Nel 1908 fu fondata a Corte l’U.S.C.C. (Union Sportive des Clubs du Cortenais), e nel 1910 videro la luce altri importanti club nell’isola. A Bastia il C.A.B.(Cercle Athlétique Bastiais), ad Ajaccio l’A.C.A.(Athlétique Club Ajaccien) e il GFCA (Gazélec Football Club Ajaccio). Se prima della guerra non esistevano ancora i tornei nazionali e le squadre si affrontavano tra di loro in campionati regionali, nel 1917 fu creata la Coppa di Francia, unica competizione a carattere nazionale e, nel 1919, nacque la Federazione Francese di Football Association (F.F.F.). Era tempo di guardare oltre.

Fu sotto la presidenza del dottor Pierre Luciani che il club costruì il suo stadio in località “Campaleone” a Furiani. Il 4 febbraio 1931 fu simbolicamente posata la prima pietra di quel che sarà chiamato lo stadio del dottor Luciani. Il 21 gennaio 1936 morì, all’età di 33 anni, l’ex capitano dello Sporting, Armand Cesari. Dalla stagione calcistica 1937/1938 lo stadio è stato intitolato a lui.
Lo stadio era stato trovato, ma la squadra rimaneva confinata nell’isola. La Federazione Francese di Football Association, ancora nel 1958, rifiutava la partecipazione dei club corsi a competizioni nazionali. Fu l’intervento di Jean Zuccarelli, allora presidente della Liga Corsa di Calcio, poi sindaco della città di Bastia, a fare annullare quel regolamento insensato e discriminatorio. Nella stagione calcistica 1958/1959 il club partecipò per la prima volta al CFA (Championnat de France Amateurs), cioè il campionato di Francia non professionista. Nel 1965, la squadra fu autorizzata dalla F.F.F. a partecipare al campionato di seconda divisione, equivalente alla nostra serie B, entrando di fatto nel mondo del professionismo. In seguito conobbe, tra promozioni e retrocessioni, degli alti e dei bassi, ma la stagione 1977/1978 fu quella che rimarrà nella memoria di tutti.

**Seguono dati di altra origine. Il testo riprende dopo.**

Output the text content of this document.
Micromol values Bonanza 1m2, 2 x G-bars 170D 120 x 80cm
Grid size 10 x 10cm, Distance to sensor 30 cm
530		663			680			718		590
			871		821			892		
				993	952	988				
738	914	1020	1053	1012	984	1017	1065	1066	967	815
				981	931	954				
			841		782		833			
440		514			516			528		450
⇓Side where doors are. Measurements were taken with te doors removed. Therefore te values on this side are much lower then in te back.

L’epopea europea ebbe inizio con la vittoria sullo Sporting Lisbona, poi ci furono quelle sul Newcastle, sul Torino, sul Carl Zeiss Jena e sul Grasshopper di Zurigo. Il Bastia approdò alla finale della coppa delle coppe contro la squadra olandese dell’Eindhoven. L’S.C.B. pareggiò la partita andata 0-0 ma perse per 3-0 quella di ritorno.
Ma se ci fu la stagione della gloria e della leggenda ci fu anche quella della tragedia.
Lo stadio Armand Cesari, che nel frattempo era diventato vetusto e troppo piccolo per gli incontri di alto livello, aveva una capacità massima di 10.000 spettatori. Il 5 maggio 1992 si sarebbe giocata la semi finale della Coppa di Francia contro l’Olympique di Marsiglia. Ad aprile, i dirigenti del club, che prevedevano una massiccia affluenza di spettatori corsi e marsigliesi, decisero di smantellare la tribuna nord, intitolata al miglior giocatore corso di tutti i tempi, Claude Papi, e di sostituirla con una struttura metallica che avrebbe portato la capacità dello stadio a 18.000 persone.
La partita doveva avere inizio alle ore 20:30. Alle 19:00 i responsabili della sicurezza si accorsero che la struttura cominciava a muoversi. Ci si attivò per stringere i bulloni. Alle 20:15 lo speaker chiese agli spettatori di non battere i piedi, specialmente nella struttura metallica, ma inutilmente.
Alle 20:20, quando i giornalisti di TF1 andarono in onda per la diretta, la tribuna crollò. Gli spettatori seduti nella parte alta della tribuna metallica fecero una caduta di 15 metri. Vi furono 18 morti e 2.357 feriti. In seguito alla catastrofe si individuarono le responsabilità e ci furono delle condanne, ma niente ha potuto cancellare dalla memoria dei Corsi quella notte di sangue.